Why not? she thought as she brushed at her robe. This was a likely place—deep in rock walls and facing another cliff some four kilometers away—far enough above the desert to avoid worms but close enough for easy access before a crossing.
She turned, seeing that Paul had the tent up, its rib-domed hemisphere blending with the rock walls of the fissure. Paul stepped past her, lifting his binoculars. He adjusted their internal pressure with a quick twist, focused the oil lenses on the other cliff lifting golden tan in morning light across open sand.
Jessica watched as he studied that apocalyptic landscape, his eyes probing into sand rivers and canyons.
"There are growing things over there," he said.
Jessica found the spare binoculars in the pack beside the tent, moved up beside Paul.
"There," he said, holding the binoculars with one hand and pointing with the other.
She looked where he pointed.
"Saguaro," she said. "Scrawny stuff."
"There may be people nearby," Paul said.
"That could be the remains of a botanical testing station," she warned.
"This is pretty far south into the desert," he said. He lowered his binoculars, rubbed beneath his filter baffle, feeling how dry and chapped his lips were, sensing the dusty taste of thirst in his mouth. "This has the feeling of a Fremen place," he said.
"Are we certain the Fremen will be friendly?" she asked.
"Kynes promised their help."
But there's desperation in the people of this desert , she thought. I felt some of it myself today. Desperate people might kill us for our water .
She closed her eyes and, against this wasteland, conjured in her mind a scene from Caladan. There had been a vacation trip once on Caladan—she and the Duke Leto, before Paul's birth. They'd flown over the southern jungles, above the weed-wild shouting leaves and rice paddies of the deltas. And they had seen the ant lines in the greenery—man-gangs carrying their loads on suspensor-buoyed shoulder poles. And in the sea reaches there'd been the white petals of trimaran dhows.
All of it gone.
Jessica opened her eyes to the desert stillness, to the mounting warmth of the day. Restless heat devils were beginning to set the air aquiver out on the open sand.
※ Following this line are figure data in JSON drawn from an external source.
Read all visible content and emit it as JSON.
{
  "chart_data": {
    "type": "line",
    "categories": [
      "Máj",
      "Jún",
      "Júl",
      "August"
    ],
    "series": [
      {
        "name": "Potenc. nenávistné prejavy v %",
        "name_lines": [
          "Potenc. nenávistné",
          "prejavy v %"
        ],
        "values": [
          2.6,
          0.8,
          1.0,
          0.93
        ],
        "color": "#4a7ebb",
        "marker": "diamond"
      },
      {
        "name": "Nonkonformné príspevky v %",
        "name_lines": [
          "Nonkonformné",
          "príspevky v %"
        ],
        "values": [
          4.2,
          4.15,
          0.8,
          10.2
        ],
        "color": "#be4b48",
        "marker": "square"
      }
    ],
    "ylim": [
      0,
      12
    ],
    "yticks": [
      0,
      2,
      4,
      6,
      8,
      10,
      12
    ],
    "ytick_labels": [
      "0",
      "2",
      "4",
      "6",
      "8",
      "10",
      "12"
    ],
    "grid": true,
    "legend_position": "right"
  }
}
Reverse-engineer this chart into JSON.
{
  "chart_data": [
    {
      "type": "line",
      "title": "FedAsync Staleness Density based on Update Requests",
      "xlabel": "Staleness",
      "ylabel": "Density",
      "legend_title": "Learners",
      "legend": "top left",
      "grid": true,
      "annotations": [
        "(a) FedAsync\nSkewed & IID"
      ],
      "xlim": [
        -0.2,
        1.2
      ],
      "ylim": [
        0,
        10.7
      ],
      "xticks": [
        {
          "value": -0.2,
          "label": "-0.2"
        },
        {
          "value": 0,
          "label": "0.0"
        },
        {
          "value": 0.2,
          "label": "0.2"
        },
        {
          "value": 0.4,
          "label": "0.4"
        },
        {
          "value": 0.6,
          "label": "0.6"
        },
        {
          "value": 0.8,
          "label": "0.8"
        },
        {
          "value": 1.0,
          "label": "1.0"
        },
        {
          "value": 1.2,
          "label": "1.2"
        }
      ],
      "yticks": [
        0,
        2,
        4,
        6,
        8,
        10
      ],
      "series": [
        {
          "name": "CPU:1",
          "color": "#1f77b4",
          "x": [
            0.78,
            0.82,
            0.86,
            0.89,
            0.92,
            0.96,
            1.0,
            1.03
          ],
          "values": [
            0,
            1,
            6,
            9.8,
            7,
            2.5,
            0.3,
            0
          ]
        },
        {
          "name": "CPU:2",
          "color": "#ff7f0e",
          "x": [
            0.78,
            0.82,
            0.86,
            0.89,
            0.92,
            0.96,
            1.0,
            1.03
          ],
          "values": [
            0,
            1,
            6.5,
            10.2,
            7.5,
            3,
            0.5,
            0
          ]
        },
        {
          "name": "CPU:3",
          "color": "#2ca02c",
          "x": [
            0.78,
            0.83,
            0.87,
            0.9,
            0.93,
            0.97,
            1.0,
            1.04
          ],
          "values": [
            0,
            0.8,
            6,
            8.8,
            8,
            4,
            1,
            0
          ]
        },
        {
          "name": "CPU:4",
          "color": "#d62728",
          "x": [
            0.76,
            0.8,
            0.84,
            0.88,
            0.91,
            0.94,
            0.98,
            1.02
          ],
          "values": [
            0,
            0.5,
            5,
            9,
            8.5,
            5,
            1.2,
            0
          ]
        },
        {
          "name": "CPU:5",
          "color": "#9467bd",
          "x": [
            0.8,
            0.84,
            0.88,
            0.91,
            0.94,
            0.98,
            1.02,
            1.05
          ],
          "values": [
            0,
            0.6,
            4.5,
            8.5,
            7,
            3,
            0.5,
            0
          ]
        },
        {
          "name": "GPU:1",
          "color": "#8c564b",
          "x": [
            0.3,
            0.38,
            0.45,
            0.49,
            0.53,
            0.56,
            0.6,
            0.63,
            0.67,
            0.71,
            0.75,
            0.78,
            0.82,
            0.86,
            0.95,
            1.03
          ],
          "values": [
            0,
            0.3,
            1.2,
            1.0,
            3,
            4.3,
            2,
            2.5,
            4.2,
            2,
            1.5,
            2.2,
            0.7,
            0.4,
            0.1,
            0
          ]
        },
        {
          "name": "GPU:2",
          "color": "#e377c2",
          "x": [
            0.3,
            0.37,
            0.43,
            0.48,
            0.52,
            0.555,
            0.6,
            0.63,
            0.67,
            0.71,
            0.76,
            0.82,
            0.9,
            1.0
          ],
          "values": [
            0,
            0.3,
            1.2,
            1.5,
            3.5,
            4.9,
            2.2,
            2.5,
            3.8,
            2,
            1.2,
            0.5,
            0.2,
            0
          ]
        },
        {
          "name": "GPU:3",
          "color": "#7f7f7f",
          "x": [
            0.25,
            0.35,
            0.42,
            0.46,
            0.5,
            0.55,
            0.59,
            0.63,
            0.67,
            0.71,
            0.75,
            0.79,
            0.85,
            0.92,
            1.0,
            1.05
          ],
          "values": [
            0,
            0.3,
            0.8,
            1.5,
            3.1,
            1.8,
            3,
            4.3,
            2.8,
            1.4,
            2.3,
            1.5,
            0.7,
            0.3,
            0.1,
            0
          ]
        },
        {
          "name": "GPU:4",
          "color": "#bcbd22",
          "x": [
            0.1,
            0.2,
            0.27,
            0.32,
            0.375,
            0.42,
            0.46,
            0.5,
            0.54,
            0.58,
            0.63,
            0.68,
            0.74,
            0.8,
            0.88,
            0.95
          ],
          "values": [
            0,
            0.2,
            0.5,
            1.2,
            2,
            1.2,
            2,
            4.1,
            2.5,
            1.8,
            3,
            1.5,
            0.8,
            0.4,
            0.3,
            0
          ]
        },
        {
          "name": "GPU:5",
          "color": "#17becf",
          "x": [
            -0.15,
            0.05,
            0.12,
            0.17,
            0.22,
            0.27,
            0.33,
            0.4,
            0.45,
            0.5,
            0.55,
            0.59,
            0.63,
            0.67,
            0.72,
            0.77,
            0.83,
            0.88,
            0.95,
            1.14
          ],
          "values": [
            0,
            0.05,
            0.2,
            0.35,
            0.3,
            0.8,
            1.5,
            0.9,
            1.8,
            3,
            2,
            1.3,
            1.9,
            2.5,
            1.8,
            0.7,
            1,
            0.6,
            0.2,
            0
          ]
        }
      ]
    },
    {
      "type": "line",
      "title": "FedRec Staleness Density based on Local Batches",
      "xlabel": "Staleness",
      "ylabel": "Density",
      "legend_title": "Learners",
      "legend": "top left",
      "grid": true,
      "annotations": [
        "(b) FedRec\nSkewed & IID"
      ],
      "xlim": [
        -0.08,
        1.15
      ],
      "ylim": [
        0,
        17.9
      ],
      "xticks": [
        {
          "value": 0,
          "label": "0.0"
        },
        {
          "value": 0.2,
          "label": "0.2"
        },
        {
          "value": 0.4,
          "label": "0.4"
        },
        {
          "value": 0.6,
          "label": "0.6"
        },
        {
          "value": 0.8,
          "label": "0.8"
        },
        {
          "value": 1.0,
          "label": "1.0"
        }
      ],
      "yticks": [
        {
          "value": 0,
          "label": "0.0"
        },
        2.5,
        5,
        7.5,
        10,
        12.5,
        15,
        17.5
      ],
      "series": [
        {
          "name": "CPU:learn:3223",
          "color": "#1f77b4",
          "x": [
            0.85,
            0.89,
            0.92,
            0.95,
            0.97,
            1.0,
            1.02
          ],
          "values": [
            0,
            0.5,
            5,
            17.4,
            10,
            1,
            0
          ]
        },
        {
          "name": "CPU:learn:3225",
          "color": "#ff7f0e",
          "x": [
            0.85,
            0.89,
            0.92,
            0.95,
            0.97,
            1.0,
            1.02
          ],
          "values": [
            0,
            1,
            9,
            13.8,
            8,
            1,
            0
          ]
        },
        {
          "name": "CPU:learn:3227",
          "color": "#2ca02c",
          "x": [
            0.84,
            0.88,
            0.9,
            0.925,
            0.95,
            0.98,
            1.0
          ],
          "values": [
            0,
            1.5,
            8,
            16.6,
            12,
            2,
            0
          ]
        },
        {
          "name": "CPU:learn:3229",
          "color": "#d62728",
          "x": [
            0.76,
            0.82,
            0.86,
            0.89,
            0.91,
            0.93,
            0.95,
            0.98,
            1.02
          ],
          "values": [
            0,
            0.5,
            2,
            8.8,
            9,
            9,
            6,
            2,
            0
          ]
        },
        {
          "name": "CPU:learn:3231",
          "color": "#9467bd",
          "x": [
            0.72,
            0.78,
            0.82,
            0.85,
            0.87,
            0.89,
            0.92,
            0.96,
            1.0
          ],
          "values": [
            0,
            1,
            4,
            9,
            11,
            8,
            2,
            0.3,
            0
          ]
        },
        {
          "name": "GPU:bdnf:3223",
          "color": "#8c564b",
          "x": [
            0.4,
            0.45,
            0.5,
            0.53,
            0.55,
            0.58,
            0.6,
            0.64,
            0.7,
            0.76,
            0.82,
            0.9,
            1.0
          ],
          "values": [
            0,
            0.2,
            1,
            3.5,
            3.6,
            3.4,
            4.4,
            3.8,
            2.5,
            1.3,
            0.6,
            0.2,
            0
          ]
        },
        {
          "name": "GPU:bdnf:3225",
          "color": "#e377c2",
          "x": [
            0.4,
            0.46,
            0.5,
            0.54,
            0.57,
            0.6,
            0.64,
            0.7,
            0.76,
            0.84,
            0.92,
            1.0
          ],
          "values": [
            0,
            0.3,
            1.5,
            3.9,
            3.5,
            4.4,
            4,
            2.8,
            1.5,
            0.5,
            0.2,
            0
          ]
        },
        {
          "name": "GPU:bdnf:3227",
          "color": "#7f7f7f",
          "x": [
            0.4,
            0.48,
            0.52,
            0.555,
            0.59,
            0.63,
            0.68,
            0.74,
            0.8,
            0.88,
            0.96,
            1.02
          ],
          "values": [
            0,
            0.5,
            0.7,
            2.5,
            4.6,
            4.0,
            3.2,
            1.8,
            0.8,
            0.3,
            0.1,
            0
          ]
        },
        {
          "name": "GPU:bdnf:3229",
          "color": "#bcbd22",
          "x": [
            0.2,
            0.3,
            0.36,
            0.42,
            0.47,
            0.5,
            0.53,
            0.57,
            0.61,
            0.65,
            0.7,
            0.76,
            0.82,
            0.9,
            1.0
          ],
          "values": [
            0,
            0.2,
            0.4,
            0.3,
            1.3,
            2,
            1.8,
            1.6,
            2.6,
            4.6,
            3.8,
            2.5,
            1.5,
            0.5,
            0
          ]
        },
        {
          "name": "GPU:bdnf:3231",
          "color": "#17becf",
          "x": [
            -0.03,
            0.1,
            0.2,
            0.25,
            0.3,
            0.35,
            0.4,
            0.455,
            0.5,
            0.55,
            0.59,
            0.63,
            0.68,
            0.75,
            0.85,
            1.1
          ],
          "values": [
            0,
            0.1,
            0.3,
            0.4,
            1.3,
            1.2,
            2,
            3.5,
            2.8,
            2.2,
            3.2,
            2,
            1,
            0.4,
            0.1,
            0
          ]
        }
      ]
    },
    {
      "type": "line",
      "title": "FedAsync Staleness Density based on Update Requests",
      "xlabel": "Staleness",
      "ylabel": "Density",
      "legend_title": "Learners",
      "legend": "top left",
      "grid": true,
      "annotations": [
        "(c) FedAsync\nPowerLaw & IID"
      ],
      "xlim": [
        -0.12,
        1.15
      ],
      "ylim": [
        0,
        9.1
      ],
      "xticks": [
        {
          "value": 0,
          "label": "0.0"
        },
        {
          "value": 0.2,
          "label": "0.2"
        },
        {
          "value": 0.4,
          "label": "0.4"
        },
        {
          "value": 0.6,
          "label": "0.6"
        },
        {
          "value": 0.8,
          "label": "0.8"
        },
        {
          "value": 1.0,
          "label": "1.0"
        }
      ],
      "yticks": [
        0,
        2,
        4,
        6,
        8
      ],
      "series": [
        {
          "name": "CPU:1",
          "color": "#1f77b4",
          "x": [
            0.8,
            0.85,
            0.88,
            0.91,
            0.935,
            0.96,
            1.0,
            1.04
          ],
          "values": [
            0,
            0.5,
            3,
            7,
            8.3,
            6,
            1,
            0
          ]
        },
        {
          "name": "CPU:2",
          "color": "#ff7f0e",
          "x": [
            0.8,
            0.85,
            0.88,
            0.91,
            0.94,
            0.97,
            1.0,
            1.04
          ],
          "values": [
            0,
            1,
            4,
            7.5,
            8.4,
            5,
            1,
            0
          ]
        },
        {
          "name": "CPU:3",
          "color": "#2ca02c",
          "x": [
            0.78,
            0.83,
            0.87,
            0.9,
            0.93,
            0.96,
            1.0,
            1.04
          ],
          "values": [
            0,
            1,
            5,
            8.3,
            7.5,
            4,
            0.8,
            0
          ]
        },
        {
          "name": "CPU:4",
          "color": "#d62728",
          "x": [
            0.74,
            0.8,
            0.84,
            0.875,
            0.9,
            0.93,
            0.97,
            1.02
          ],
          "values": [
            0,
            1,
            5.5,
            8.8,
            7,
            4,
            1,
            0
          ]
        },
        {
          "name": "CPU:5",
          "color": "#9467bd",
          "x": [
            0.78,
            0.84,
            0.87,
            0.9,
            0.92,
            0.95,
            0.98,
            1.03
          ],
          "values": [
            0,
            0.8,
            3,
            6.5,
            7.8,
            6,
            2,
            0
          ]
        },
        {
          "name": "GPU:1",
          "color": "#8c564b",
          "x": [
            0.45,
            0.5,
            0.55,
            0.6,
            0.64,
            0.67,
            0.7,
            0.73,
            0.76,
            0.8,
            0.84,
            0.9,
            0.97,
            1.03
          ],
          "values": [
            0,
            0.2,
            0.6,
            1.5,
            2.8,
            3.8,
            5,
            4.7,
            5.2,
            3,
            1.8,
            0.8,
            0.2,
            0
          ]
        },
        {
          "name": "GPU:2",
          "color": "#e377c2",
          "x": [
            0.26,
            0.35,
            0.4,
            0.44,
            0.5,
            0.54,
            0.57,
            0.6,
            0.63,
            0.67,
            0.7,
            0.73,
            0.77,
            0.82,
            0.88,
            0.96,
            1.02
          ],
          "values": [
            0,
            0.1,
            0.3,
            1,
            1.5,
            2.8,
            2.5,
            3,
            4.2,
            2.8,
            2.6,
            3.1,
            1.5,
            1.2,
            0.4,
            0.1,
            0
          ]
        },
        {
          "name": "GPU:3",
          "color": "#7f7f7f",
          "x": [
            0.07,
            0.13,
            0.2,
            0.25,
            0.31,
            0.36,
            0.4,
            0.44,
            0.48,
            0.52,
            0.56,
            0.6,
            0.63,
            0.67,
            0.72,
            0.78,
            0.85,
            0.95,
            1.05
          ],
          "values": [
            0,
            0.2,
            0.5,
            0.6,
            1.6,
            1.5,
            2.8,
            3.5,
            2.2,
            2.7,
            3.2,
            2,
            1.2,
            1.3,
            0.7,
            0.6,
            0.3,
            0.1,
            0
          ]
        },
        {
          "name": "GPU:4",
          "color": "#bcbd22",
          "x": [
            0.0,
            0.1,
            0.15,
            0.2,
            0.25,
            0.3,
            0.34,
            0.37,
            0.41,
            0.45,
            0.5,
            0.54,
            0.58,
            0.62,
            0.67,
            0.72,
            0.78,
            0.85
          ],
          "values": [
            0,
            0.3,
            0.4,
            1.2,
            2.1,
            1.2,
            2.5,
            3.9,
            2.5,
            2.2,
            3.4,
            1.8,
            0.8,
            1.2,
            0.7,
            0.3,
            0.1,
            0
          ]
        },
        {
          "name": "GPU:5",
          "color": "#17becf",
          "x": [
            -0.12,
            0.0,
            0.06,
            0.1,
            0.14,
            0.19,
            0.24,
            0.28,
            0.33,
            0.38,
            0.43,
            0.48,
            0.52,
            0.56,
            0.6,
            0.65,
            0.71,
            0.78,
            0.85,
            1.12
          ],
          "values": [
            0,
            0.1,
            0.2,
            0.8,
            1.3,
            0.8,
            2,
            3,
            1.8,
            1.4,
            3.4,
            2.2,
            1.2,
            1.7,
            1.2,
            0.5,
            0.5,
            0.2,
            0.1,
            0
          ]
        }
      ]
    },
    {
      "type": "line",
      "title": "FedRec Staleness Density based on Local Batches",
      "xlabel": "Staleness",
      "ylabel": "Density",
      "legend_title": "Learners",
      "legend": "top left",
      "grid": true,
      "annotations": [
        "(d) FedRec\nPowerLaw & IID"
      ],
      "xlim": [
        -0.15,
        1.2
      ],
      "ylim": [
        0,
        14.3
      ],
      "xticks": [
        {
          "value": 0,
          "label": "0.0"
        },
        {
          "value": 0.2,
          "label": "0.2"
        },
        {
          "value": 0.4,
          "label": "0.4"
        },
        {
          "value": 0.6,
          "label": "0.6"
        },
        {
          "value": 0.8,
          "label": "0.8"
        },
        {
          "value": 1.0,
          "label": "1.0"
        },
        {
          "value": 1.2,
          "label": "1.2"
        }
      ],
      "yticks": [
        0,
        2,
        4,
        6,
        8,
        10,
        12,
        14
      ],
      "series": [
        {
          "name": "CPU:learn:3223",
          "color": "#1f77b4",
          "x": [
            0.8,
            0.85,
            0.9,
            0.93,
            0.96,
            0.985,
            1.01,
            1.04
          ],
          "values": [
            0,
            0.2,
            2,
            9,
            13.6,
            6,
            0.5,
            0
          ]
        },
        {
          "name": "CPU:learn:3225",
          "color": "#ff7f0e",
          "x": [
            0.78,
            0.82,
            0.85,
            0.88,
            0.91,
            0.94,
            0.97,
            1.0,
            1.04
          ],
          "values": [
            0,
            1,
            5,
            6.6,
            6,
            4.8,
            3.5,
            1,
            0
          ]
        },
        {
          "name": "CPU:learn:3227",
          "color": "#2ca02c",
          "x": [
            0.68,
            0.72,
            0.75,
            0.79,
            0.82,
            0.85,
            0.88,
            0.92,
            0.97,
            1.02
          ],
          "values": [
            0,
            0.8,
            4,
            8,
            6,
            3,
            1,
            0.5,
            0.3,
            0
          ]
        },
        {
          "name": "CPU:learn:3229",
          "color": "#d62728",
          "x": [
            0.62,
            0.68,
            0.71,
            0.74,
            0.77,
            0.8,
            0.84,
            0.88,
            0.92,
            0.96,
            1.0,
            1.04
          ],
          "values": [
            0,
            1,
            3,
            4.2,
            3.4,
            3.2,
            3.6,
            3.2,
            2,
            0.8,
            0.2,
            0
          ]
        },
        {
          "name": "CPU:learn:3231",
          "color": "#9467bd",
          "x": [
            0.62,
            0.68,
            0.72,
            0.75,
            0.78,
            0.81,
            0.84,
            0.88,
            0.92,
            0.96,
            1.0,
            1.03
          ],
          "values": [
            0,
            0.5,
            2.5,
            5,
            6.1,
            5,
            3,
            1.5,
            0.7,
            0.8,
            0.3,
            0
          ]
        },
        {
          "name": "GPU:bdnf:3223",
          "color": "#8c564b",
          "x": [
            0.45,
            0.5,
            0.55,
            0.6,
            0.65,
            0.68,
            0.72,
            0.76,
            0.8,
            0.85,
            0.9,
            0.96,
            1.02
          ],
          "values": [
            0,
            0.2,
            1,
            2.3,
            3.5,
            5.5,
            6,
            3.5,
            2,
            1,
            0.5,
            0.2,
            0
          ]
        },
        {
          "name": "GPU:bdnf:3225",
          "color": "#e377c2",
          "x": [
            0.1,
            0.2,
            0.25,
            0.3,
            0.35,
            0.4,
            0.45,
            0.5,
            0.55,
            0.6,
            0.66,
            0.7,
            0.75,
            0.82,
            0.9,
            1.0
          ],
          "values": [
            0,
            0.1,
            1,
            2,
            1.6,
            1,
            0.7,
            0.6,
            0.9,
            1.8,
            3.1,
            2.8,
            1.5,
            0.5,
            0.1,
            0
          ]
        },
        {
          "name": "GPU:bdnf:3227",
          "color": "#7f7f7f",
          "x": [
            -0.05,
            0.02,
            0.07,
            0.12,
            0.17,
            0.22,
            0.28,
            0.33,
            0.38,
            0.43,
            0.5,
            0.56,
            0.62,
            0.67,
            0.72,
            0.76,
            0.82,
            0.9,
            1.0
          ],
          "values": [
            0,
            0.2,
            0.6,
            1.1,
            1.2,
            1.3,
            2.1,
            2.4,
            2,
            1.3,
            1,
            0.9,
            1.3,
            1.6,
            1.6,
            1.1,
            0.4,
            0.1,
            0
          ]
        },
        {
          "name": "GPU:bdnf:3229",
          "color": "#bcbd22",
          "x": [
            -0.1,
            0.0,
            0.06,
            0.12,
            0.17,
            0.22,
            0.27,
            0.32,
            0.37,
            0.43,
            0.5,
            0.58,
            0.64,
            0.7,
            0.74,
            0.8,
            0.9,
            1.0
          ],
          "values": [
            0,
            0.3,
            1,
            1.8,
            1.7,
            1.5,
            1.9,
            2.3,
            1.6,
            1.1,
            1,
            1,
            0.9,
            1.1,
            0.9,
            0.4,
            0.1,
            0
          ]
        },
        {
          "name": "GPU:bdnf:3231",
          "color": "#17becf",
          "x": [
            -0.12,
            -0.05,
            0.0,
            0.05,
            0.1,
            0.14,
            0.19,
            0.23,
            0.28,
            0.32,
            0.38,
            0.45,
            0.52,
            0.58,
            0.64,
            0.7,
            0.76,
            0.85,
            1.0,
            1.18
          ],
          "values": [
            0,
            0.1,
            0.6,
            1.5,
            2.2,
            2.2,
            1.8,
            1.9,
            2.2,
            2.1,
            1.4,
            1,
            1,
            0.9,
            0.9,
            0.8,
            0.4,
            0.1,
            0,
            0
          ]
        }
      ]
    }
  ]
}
The other rock face across from them was like a thing seen through cheap glass.
A spill of sand spread its brief curtain across the open end of the fissure. The sand hissed down, loosed by puffs of morning breeze, by the hawks that were beginning to lift away from the clifftop. When the sandfall was gone, she still heard it hissing. It grew louder, a sound that once heard, was never forgotten.
"Worm," Paul whispered.
It came from their right with an uncaring majesty that could not be ignored. A twisting burrow-mound of sand cut through the dunes within their field of vision. The mound lifted in front, dusting away like a bow wave in water. Then it was gone, coursing off to the left.
The sound diminished, died.
"I've seen space frigates that were smaller," Paul whispered.
She nodded, continuing to stare across the desert. Where the worm had passed there remained that tantalizing gap. It flowed bitterly endless before them, beckoning beneath its horizontal collapse of skyline.
"When we've rested," Jessica said, "we should continue with your lessons."
He suppressed a sudden anger, said: "Mother, don't you think we could do without . . ."
"Today you panicked," she said. "You know your mind and bindu-nervature perhaps better than I do, but you've much yet to learn about your body's prana-musculature. The body does things of itself sometimes, Paul, and I can teach you about this. You must learn to control every muscle, every fiber of your body. You need review of the hands. We'll start with finger muscles, palm tendons, and tip sensitivity." She turned away. "Come, into the tent, now."
He flexed the fingers of his left hand, watching her crawl through the sphincter valve, knowing that he could not deflect her from this determination . . . that he must agree.